Medea must have thought the people of Iolcos would be grateful and make Jason king - but they weren't. To avoid their anger, Jason and Medea had to leave. Eventually they came to Corinth, where, many years later, the action of the play begins.
"Why can't a woman be more like a man?" [My Fair Lady]
Medea is without doubt Euripides' most misunderstood play. It should be remembered that it was written by a man for an audience of men, and its focus is on what it means to be a man. Traditional arete [manliness, virtue] in Athens had meant acting the hero - like Jason in search of the Golden Fleece. A man's role was to "help his friends and harm his enemies". By so doing he earned time [honour] and doxa [glory]. If he failed to help his friends - or to harm his enemies, he lost status. Conversely, the arete of a woman was to be as unobtrusive as possible. In this play Euripides boldy portrays normal masculinity in action, with the twist that the "male" is a woman. As Medea says
"I am loyal to my friends, dangerous to my enemies. To such a life glory belongs."
Euripides is asking his male audience to reconsider their male fixation with honour. When time is pursued by Medea, a foreign woman with whom they'd find it especially hard to empathise, the pursuit apppears dangerous and destructive. With the Athenian democracy voting to go to war almost every single year, it must be time for men to re-evaluate their traditional outlook. Remember the play was produced in 431 BC, the very year that the Peloponnesian War - that was to last 30 years - began between Athens and Sparta. It might be easier to see the flaws in male behaviour, when the man is a woman. If you condemn her behaviour (as surely the audience must) then you condemn the way most males behaved.
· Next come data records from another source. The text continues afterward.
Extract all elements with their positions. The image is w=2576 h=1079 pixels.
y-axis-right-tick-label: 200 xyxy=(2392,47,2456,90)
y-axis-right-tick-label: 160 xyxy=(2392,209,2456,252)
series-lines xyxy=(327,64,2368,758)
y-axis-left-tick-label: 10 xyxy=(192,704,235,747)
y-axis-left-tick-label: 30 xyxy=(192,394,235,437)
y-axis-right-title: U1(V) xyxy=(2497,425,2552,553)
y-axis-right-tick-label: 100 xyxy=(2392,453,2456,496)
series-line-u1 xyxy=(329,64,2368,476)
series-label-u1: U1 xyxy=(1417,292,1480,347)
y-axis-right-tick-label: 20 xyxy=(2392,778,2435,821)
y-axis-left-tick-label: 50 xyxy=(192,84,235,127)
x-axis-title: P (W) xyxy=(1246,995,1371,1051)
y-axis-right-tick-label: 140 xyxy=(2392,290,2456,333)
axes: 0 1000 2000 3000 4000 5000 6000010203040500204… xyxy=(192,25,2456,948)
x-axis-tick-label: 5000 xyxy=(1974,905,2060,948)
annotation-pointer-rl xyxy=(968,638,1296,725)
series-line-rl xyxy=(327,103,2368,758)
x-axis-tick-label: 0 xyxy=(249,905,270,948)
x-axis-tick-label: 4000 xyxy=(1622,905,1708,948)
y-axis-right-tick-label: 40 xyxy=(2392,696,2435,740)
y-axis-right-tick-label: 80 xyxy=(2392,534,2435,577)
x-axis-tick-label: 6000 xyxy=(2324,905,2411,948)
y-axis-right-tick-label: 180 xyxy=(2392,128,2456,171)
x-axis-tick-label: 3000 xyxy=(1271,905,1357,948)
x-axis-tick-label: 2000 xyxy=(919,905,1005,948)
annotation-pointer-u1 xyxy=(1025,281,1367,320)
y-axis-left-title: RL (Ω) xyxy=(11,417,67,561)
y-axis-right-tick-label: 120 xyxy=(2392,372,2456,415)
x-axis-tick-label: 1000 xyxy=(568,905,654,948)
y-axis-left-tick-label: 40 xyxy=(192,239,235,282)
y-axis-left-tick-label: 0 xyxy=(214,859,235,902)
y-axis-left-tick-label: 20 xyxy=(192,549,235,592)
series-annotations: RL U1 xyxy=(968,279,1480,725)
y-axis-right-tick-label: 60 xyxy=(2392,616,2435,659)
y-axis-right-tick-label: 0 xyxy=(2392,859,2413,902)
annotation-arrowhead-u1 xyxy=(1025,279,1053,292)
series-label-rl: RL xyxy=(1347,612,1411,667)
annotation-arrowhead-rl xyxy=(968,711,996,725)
Please do not try to see Medea as some empowered ur-heroine of the feminist movement!
Euripides' Medea highlights the way a just cause can lead to injustice. Medea's grievance against Jason is totally justified. She is in the right. But her actions in pursuance of that right are indefensible. She has been treated unjustly. Can there be a wrong way to pursue the source of that injustice? A question for Bush and Blair in February 2003 as they prepared to invade Iraq. Beware of finding you are on Medea's side at the end! Euripides seems to anticipate modern concerns about ends and means. A quotation from another Euripides play, Electra, sums up for me the dilemma faced in unseating Saddam Hussein. Castor (Clytemnestra's brother, now a god) is judging Electra and Orestes for killing their mother, Clytemnestra, who had murdered their father Agamemnon:
"What happened to her was right, but what you did was not."